Особенно смущали Грина перерывы на чай. Для мабрийцев они были обычным делом, а он с неохотой отрывался от чтения, недоумевал, почему, как, отчего с кружкой горячего и печенькой в руках ученые как будто снимают маски озабоченности и отодвигают любую проблему, которую только что разбирали, переключаясь на что-то не менее важное, но явно более личное. А потом случилось чудо — он вдруг нашел себе подходящую чашку.

У каждого из ученых в отделе посуда была своя, любимая.
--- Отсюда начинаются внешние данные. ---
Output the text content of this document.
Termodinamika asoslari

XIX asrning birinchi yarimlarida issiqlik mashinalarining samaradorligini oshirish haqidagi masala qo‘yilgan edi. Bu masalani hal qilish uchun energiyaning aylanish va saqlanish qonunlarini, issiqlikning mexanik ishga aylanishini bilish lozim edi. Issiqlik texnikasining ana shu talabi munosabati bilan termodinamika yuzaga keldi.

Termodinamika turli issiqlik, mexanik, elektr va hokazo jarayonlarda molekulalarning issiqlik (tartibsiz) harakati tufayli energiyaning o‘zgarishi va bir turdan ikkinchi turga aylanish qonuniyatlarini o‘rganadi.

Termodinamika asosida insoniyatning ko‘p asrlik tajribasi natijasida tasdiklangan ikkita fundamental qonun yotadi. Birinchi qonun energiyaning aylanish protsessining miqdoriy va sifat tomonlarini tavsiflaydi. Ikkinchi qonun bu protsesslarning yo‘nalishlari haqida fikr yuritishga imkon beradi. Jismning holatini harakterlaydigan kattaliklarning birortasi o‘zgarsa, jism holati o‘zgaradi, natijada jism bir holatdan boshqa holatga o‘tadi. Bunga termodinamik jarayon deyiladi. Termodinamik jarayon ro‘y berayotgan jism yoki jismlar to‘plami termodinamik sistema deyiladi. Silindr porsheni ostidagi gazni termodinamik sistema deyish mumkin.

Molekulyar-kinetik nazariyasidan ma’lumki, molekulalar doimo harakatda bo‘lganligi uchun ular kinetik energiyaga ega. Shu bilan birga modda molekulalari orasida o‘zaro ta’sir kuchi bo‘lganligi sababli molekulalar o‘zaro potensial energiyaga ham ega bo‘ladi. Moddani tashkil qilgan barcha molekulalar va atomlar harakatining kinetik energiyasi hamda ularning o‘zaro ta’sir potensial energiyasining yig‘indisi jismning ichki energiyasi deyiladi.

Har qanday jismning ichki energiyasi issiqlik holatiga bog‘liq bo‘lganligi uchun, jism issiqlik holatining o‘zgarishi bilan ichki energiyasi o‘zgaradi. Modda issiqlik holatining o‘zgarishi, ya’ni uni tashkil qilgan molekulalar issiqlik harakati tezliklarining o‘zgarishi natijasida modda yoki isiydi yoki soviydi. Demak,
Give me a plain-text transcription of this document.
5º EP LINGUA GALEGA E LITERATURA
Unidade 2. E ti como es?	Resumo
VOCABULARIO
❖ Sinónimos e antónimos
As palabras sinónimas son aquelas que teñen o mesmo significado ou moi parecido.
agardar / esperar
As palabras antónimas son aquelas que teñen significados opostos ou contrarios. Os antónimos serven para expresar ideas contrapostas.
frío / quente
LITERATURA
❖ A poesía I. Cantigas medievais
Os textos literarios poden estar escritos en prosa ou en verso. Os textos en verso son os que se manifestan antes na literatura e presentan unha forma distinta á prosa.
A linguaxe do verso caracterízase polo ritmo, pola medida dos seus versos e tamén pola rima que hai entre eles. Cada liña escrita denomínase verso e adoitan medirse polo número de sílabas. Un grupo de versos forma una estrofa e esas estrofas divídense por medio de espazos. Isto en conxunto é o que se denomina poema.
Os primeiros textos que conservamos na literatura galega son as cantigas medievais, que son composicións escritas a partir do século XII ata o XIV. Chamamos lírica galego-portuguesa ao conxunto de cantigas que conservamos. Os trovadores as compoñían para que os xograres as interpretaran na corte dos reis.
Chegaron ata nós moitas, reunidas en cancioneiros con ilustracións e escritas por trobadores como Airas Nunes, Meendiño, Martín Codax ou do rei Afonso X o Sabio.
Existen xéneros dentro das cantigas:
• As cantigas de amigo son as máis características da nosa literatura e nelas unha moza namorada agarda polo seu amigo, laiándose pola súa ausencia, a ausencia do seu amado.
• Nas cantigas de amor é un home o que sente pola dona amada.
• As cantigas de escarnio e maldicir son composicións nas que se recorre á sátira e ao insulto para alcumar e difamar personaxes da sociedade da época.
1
Подходить с напитками к терминалам было нельзя, но зато прерваться, заварить травы и прихлебывать понемногу — о, у Дийса и Ренна это составляло целый ритуал, и Тесс к ним сразу же присоединился.

Кружка Дийса была мабрийская, полуармейская с подогревом; Ренн пользовался местной, присланной когда-то и откуда-то Дорром: обожженная глина с черным узором; Тесс приволок свою из комнаты, а Грин усмотрел — на самом деле среди экспонатов архива, но кто бы ему отказал? — кружку из своего родного края, белую, блестящую, с прорисованными дроздами и яркими ягодами горбины по ободку. Он просто не мог ее не взять, такую обыкновенную когда-то дома, и такую уютную здесь, в архивном блоке, среди экранов и голограмм чужого народа.